Consider points R, S, and T. Which statement is true about the geometric figure that can contain these points? No line can be drawn through any pair of the points. One line can be drawn through all three points. One plane can be drawn so it contains all three points. Two planes can be drawn so that each one contains all three points.

Answer 1

Answer: The answer is (c) One plane can be drawn so that it contains all three points.

Step-by-step explanation:  We are given three points R, S and T in a coordinate plane. Considering all these three points to be distinct and non-collinear, we can draw the following conclusions.

(i) Since each pairs of points. i.e., (R,S), (S,T) and (T,R) give rise to a straight line when joined, so option (a) is incorrect.

(ii) Through any two given points, we can always draw a line. If we consider a third point and since we are dealing with non-collinear points, so one line cannot be drawn through three points.

(iii)We can always draw a line by joining two points and when we join the two ends of the line to a third point which does not lie on the line, it will give rise to a plane. So, option (c) is correct.

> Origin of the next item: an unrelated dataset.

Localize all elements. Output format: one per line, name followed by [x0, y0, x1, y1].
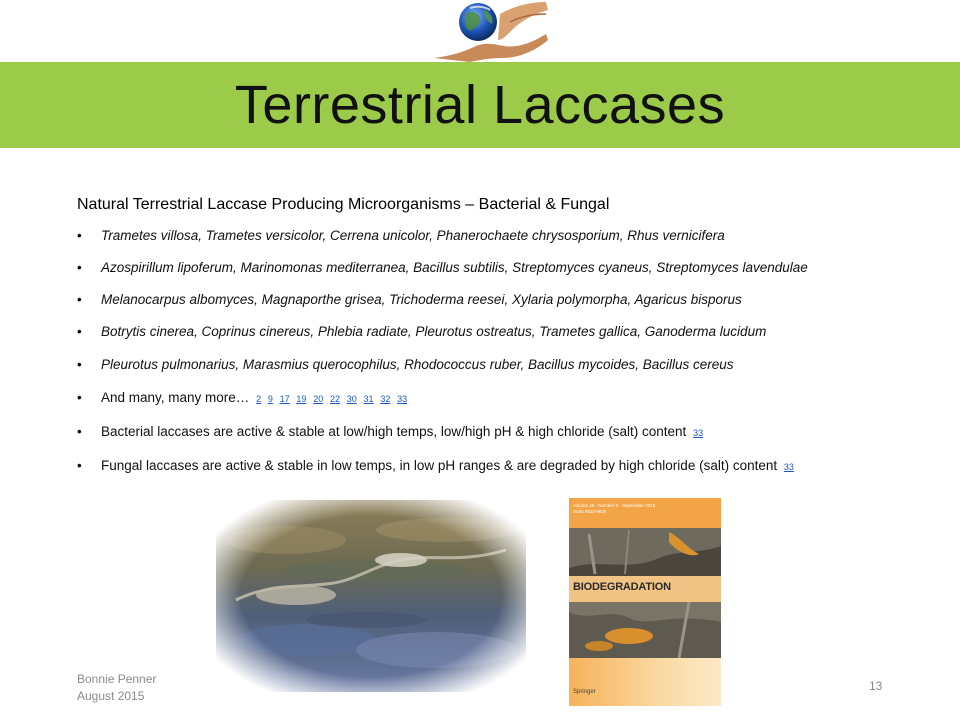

(iv) We cannot draw two different planes through three given points. If we do so, the new plane will coincide with the previous one. This proves that option (d) is not correct.

Please see the attached figure, where P, Q and R are three non-collinear points. They give rise to a plane.

Thus, the correct option is (c).

Answer 2

Hello,

c- one plane can be drawn so it contains all three points.
(i just took this on a mastery test)